BAKARA 46 |
الَّذِينَ
يَظُنُّونَ
أَنَّهُم
مُّلاَقُوا
رَبِّهِمْ
وَأَنَّهُمْ
إِلَيْهِ
رَاجِعُونَ |
46. Onlar ki gerçekten
Rablerine kavuşacaklarını ve sonunda gerçekten yalnız O'na dönücü olduklarını
zannederler (bilirler).
Burada "Onlar ki ..
zannederler" buyruğu "haşi'ler"in sıfatıdır. Burada
"zannetmek" çoğunluğun görüşüne göre; yakin yani kesin olarak bilmek
anlamındadır.
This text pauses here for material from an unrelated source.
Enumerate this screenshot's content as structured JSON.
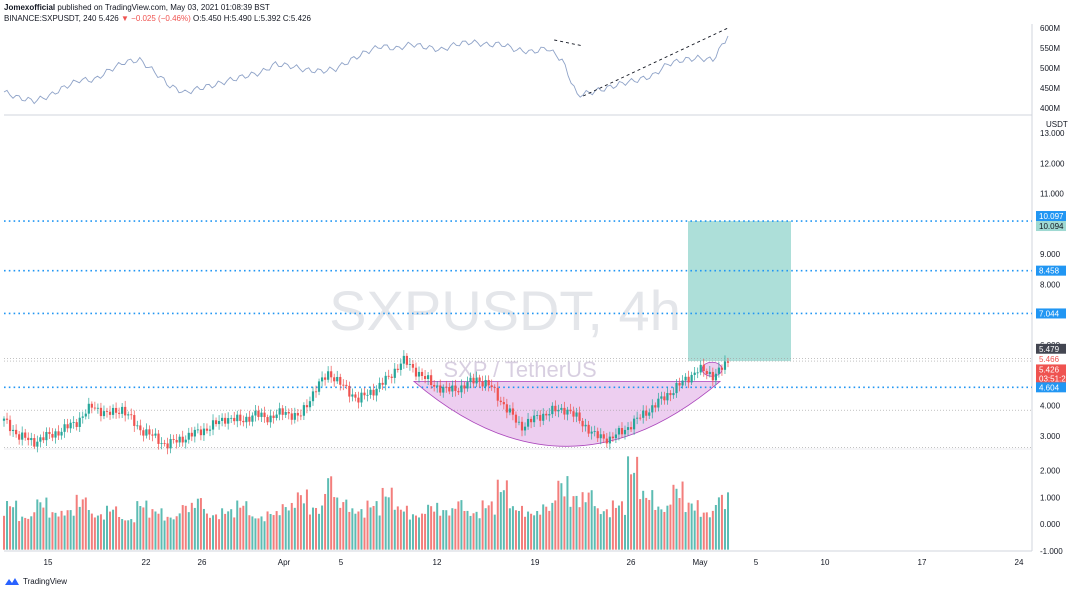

Yüce Allah'ın şu buyruklarında da böyledir: "Ben zaten
muhakkak hesabıma kavuşacağımı zannetmiş idim (kesinlikle biliyordum).
"(Hakka, 20) "Günahkarlar ateşi görünce içine düşeceklerin kendileri
olacaklarını zannedeceklerdir (bileceklerdir)." (el-Kehf, 53) Dureyd b.
esSımme de der ki: "Onlara: Silahlar kuşanmış soyluları, sık örülmüş
zırhlar giyinmiş Atlılardan ibaret olan iki bin kişi hakkında zannınızı
söyleyiniz, dedim."
Ebü Davud da der ki:
"Borçluların nice kederlerini açıp giderdim Nice gizlilikler vardır ki
onları zanlarla açığa çıkardım."
Bu ayet-i kerimede
"zan" kelimesinin, asıl anlamında kullanılmış olması da uygundur,
denilmiştir. O takdirde bu ifadeler arasında "günahlarıyla" kelimesi
de takdiren kastedilmiş olur. Yani onlar, Allah'ın huzurunda günahlarıyla
karşılaşacaklarını ve bu halleriyle O'na döneceklerini umarlar. Bu açıklamayı
el-Mehdevi ile el-Maverdi zikretmiştir.
İbn Atiyye ise bu konuda
şöyle der: Böyle bir açıklamada zorlama vardır. el-Ferra'nın iddiasına göre ise
"zan", yalan anlamına da kullanılır. Ancak Basralılar böyle bir
anlamını bilmemektedirler.
Zannın aslı ve temeli,
iki taraftan birisine meyletmekle birlikte, şek ve şüphe etmektir. Kimi zaman
yakin anlamında kullanıldığı da olur. Bu ayet-i kerime ve başkalarında olduğu
gibi. Fakat duyu organları ile hissedilecek seviyeye gelmiş olan şeyler
hakkında kullanılmaz. Araplar hazırda bulunan, görülen bir adam hakkında;
"bunun bir insan olduğunu zannediyorum" demezler. O bakımdan henüz
duyu organlarının kapsamına girmemiş şeyler hakkında bu kelimenin kullanıldığı
görülmektedir. Bu ayet-i kerimede ve şiirlerde görüldüğü gibi. Ayrıca Yüce
Allah'ın: "içine düşeceklerin kendileri olacaklarını zannedeceklerdir"
(el-Kehf, 53) buyruğunda da olduğu gibi.
Yakin (kesin bilgi ve
kanaat)in zan anlamına kullanıldığı da olur. Buna dair açıklamalar sürenin baş
taraflarında geçmişti. Günlük konuşmalarımızda: Onun hakkında kötü zan
besledim, onun hakkında kötü zanda bulundum anlamında "zan"
kelimesinin başı el if lam'sız ve elif lam'lı da kullanılır.
"Rablerine
kavuşmak"tan kasıt, Rablerinin amellerine vereceği karşılıkları görmektir.
Ondan sonra gelen "ona" kelimesindeki zamirin "Rablerine"
ait olduğu söylendiği gibi, onun amellerine vereceği karşılığa döneceklerdir,
anlamında olduğu da söylenmiştir.
"Dönücü olduklarını
zannederler" buyruğu, öldükten sonra dirilişi, amellerin karşılığını
görmeyi ve en Yüce hükümdarın huzuruna çıkmayı ikrar etmek demektir.